One of the first films to be picked up by a distributor when it made its debut at the 2010 Toronto International Film Festival (the rumour is that The Weinstein Company made the $3 million offer 20 minutes into the premiere screening), Dirty Girl is an off beat gem that’s well worth the bidding war it inspired.
Juno Temple (Atonement, Notes on a Scandal) stars as the titular “dirty girl,” Danielle, a young woman who lives with her desperately-trying-to-convert-to-Mormon single mom Sue-Ann (Milla Jovovich) and takes pleasure in being the school bad girl. After pushing her principal too far, she gets placed in the “special kids” class where she’s paired up with closeted loner, Clarke (newcomer Jeremy Dozier), in a class project involving caring for a bag of flour meant to represent a baby.
As the two uneasily adapt to their new defacto family, they get to know one another and begin to bond over their common unhappy home lives: Danielle’s mom is about to marry a blandly nice but way too religious man (William H. Macy) who’s attempting discipline Danielle for her wild child behaviour, and Clarke’s Dad (Dwight Yoakum) is an abusive jerk who regularly tries to bully the gay out of him while his loving but cowed Mother (Mary Steenburgen) stands by and watches. When Clarke discovers the identity of Danielle’s real Dad (Tim McGraw) in an old yearbook, the two decide to set out on a cross country road trip to meet him.
The film, which is set in 1987, features a fantastic soundtrack of authentic hits of the era that really capture the essence of the decade, including 15 tracks by Melissa Manchester, giving the film the feeling of being a musical without actually having the characters break into song.
First-time feature filmmaker Abe Sylvia (he also wrote the film) has done the impossible; he’s created a believable female character that refuses to submit to the typical “bad girl” stereotype so prevalent in movies and on television.
Danielle is both tough and vulnerable; a young woman who likes to try on the skin of adult but also wishes she had more chances to just be a little girl. Despite all her posturing and cynical big talk, she’s actually a dreamer who wants a better life for herself.
Juno Temple is pitch perfect in the role, disappearing into her character’s twangy accent and eye-popping spandex outfits, always using her barbed tongue as a weapon, but slowly peeling away the layers of her well-protected core as the trip takes her closer and closer to the Father who she believes will give her the life she’s always dreamed of.

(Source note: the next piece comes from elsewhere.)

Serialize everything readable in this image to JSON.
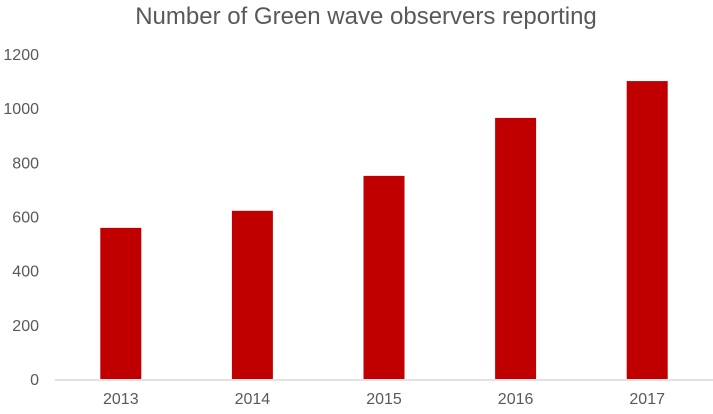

Jeremy Dozier is believable as a young gay man who’s coming to terms with his sexuality in the spectre of his Father’s intolerance and his Mother’s inability to stand up for him. Away from his family and in the company of the first person to ever stand up for him, he flourishes and begins to find his backbone. Dozier’s portrayal of Clarke’s transformation is heart wrenching and he more than keeps up with the far more experienced actors surrounding him.
The story mostly hits all of the right notes despite a few missteps in the form of some unruly subplots that slow down the action, but it’s to Sylvia’s credit that he’s able to keep the much-used coming-of-age on a road trip scenario from becoming trite or contrived. He’s managed to create a story that’s a mixture of My So-Called Life and Glee – it’s sweetly funny and heart-warming, but it also feels like it has some real weight, especially when it addresses the types of issues that have recently been thrust into the spotlight by the “It Gets Better” campaign targeted at bullied teens.
This is a period film that still manages to have a timely message; quite the feat for a filmmaker and quite the journey to take as a moviegoer.